Chapitre 2 Échantillonnage et Théorèmes limites

2.1 Échantillonnage

L’étude d’une caractéristique d’une pièce fabriquée en grand nombre (telle que la luminosité d’une ampoule, sa durée de vie ou encore le diamètre d’une pièce mécanique) relève, elle aussi, de la statistique descriptive. Il n’est toutefois pas possible de mesurer cette caractéristique sur toutes les pièces produites. Il est alors nécessaire de se limiter à l’étude des éléments d’un échantillon. Cet échantillon devra répondre à des critères particuliers pour pouvoir représenter la population toute entière dans l’étude statistique.
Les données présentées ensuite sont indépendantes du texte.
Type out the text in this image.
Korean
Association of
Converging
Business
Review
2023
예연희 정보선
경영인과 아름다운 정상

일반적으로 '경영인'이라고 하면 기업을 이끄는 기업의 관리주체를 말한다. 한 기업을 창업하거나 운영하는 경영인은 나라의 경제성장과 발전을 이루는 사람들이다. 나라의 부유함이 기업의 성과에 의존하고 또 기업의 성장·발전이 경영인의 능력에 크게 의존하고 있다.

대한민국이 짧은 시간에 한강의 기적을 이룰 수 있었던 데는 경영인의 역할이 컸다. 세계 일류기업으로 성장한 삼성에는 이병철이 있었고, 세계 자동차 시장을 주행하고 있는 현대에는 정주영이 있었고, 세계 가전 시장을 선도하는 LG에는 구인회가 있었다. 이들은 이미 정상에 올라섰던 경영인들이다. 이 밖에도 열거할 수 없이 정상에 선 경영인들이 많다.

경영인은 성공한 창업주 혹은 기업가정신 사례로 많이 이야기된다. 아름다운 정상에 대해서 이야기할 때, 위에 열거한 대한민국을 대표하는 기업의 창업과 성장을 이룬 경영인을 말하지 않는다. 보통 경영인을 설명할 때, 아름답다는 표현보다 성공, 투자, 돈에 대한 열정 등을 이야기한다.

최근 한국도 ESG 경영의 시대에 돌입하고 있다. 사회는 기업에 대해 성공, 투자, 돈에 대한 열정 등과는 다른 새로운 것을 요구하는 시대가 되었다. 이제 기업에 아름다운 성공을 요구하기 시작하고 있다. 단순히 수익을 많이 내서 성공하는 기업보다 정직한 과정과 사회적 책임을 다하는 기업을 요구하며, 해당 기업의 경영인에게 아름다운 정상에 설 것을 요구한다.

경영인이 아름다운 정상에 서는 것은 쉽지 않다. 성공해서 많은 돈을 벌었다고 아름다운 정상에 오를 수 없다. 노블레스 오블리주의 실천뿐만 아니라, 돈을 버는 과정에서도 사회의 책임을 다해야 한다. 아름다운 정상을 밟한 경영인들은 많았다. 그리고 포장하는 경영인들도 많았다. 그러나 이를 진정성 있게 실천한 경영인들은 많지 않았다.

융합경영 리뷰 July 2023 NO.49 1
La démarche statistique présente plusieurs étapes :

  • Prélèvement d’un échantillon représentatif de la population ou échantillon aléatoire par des techniques appropriées. Cela relève de la théorie de l’échantillonnage.
  • Étude des caractéristiques de cet échantillon, issu d’une population dont on connaît la loi de probabilité. On s’intéresse principalement à ceux issus d’une population gaussienne.
Définition 2.1 \iffalse (Echantillon) Un échantillon aléatoire est un \(n\)-uplet \((X_1,\ldots,X_n)\) de \(n\) variables aléatoires indépendantes suivant la même loi qu’une variable \(X\) appelée variable aléatoire parente. Une réalisation de l’échantillon sera notée \((x_1,\ldots,x_n)\).

Définition 2.2 \iffalse (Une statistique) Soit \(X\) une variable aléatoire. Considérons un \(n\)-échantillon \((X_1,\ldots,X_n)\) de \(X\). Une Statistique \(T\) est une variable aléatoire fonction mesurable de \((X_1,\ldots,X_n)\).

\[ T(X)=T(X_1,\ldots,X_n) \]

A un échantillon, on peut associer plusieurs statistiques.

2.2 La statistique \(\overline{X}_n\)

Définition 2.3 \iffalse (Moyenne empirique) La statistique \(\overline{X}_n\) ou moyenne empirique d’un échantillon est une statistique définie par \[\overline{X}_n = \frac{1}{n} \sum_{i=1}^n X_i\]

Espérance et variance de \(\overline{X}_n\):

Soit \(m\) l’espérance et \(\sigma^2\) la variance de la variable parente \(X\) (e.g. l’espérance et la variance de la population). L’espérance et la variance de la statistique \(\overline{X}_n\) sont:

\[E(\overline{X}_n) = m\] \[V(\overline{X}_n) = \frac{\sigma^2}{n}\]

Démonstration:

  • \(E(\overline{X}_n) = \frac{1}{n} \sum_{i=1}^n E(X_i) = \frac{1}{n} nm = m\)
  • \(V(\overline{X}_n) =V(\frac{1}{n} \sum_{i=1}^n X_i) = \frac{1}{n^2} V(\sum_{i=1}^n X_i) = \frac{1}{n^2} \sum_{i=1}^n V(X_i) = \frac{1}{n^2} \sum_{i=1}^n \sigma^2 = \frac{1}{n^2} n \sigma^2 = \frac{\sigma^2}{n} \quad \quad\) (Les \(X_i\) étant supposées indépendantes)

2.3 Théorèmes limites

Cette section introduit trois résultats importants de la théorie asymptotique des probabilités: la loi faible des grands nombres, la loi forte des grands nombres et le théorème central limite, dans sa version pour variables aléatoires indépendantes et identiquement distribuées (\(X_i\) suivent la même loi pour \(i=1,\ldots,n\)). Ce sont des résultats qui traitent les propriétés de la distribution de la statistique \(\overline{X}_n\).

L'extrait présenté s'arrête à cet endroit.